Sen. Jeff Sessions: Republican budget must follow the law, shut down Obama's lawless amnesty

Jeff Sessions 8:33 p.m. EST November 12, 2015

'Deferred Action for Childhood Arrivals' violates the law in just the ways appeals court struck down

The 5th Circuit Court of Appeals has upheld the injunction that blocks President Obama’s unconstitutional 2014 executive amnesty. The president’s amnesty decree was intended to provide millions of illegal aliens with work permits, tax credits and federal entitlements — taking jobs and benefits directly from struggling Americans.

In its powerful ruling, the 5th Circuit held that the president’s program is “manifestly contrary” to federal law, which “flatly does not permit the reclassification of millions of illegal aliens as lawfully present and thereby make them newly eligible for a host of federal and state benefits, including work authorization.” The court determined that the states suing the administration are likely to succeed on the merits of their case. And the court’s ruling further validated the protests of millions of patriotic Americans who swept Democrats from power in 2014 after the president threatened to issue his unlawful decree.

However, while the lawsuit addressed President Obama’s 2014 executive amnesty, it does not address his 2012 executive amnesty. The illegal 2012 amnesty helped spark our current border crisis by giving jobs and benefits to younger illegal immigrants. This benefits program continues to operate, although it violates the law in all the same ways as the court identified for the 2014 amnesty.

Congress should thus use its constitutional power of the purse to prohibit funding for both the illegal 2012 and 2014 amnesties. And whoever seeks to replace President Obama in the White House must cancel these unconstitutional benefit programs on the first day in office.

More broadly, Congress should immediately begin to move popular immigration reforms that would be backed by overwhelming majorities of voters, including: a crackdown on sanctuary cities that shield alien criminals; an end to tax credits for illegal aliens; and blocking the president from using federal funds to unilaterally expand the costly refugee resettlement program.

It is time to reclaim the words “immigration reform” — incorrectly used by lobbyists and politicians as code language for amnesty and mass immigration — and reapply them correctly to legislation that benefits Americans. Politicians keep talking about “when” we should do “immigration reform.” This is the wrong question. The question should be: “Who” is “immigration reform” supposed to benefit?

There is never a bad time to move bills that protect and defend the core interests of the American people. And there is never a good time to move legislation that undermines struggling workers by replacing them with lower-wage imported labor.

Already, immigration levels in the USA are approaching a historic high. In 1970, one in 21 U.S. residents were immigrants. Today, it is nearly one in seven and on track to eclipse the highest percentage ever documented in U.S. history. Fifty-nine million immigrants have been admitted into the USA since the passage of visa changes enacted in 1965. Largely, this immigration growth is the green cards — an immigration document that legally invites foreign nationals to enter the United States, reside here permanently, collect federal benefits and ultimately register as voting citizens.
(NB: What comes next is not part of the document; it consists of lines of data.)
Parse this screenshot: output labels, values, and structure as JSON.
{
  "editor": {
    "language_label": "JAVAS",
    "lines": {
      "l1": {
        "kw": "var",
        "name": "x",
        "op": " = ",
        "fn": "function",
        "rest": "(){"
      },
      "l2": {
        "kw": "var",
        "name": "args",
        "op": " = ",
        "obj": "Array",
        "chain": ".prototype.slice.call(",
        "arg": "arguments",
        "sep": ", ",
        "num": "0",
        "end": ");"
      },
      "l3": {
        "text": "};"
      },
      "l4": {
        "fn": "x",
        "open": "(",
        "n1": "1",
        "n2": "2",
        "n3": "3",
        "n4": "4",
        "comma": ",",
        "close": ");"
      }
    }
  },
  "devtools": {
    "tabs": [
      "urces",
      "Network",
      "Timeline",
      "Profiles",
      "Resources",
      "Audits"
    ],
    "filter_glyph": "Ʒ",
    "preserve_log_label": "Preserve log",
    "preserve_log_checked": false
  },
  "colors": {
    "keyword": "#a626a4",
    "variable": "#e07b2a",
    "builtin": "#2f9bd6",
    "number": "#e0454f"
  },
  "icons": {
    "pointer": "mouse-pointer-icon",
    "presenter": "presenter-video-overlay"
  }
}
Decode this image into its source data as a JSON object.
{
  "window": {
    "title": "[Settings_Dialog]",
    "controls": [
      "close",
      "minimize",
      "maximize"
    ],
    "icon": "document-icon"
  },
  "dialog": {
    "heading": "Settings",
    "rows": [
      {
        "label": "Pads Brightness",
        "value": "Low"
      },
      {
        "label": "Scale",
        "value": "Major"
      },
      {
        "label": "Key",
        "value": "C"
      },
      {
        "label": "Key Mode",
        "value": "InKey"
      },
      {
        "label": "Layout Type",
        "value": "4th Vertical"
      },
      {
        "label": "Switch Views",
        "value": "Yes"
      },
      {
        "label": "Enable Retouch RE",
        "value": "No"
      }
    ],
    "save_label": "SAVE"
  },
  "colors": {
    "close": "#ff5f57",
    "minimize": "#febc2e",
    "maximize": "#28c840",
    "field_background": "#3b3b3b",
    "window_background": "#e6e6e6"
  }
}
This large-scale migratory flow has padded the labor supply and pushed down wages for immigrant and U.S.-born workers alike. Real wages today are lower than they were in 1973.

After the numerically smaller immigration wave from 1880 to 1920, Congress reduced immigration for nearly the next half-century. This migratory pause helped both U.S.-born and foreign-born already living here climb into the middle class.

But now, unlike then, the Census Bureau projects we are going to stack another record five-decade immigration wave on top of the last five-decade immigration wave — for 100 years of uninterrupted record-breaking immigration. According to Pew Research, new immigrants and their future children will add 103 million to the U.S. population over the next 50 years — or the population equivalent of more than 25 cities the size of Los Angeles.

This is extreme.

But instead of reducing the inflow of new workers, the president’s lawless immigration conduct only increased the flow of new labor even further. Eighty-three percent of voters want to see projected immigration growth reduced — which means Congress must take up and pass a bill to reduce the number of visas handed out each year.

Unless that happens, each and every year, the U.S. will continue to pad the labor supply by handing out another 1 million green cards, 700,000 foreign-worker permits, 500,000 foreign student visas and admissions slips for 100,000 refugees and asylum-seekers.

Whoever wants to occupy the desk in the Oval Office must support legislation to bring down record immigration numbers — and to put the country back to work.

Sen. Jeff Sessions is a Republican from Alabama. He is the chairman of the Senate Subcommittee on Immigration and the National Interest.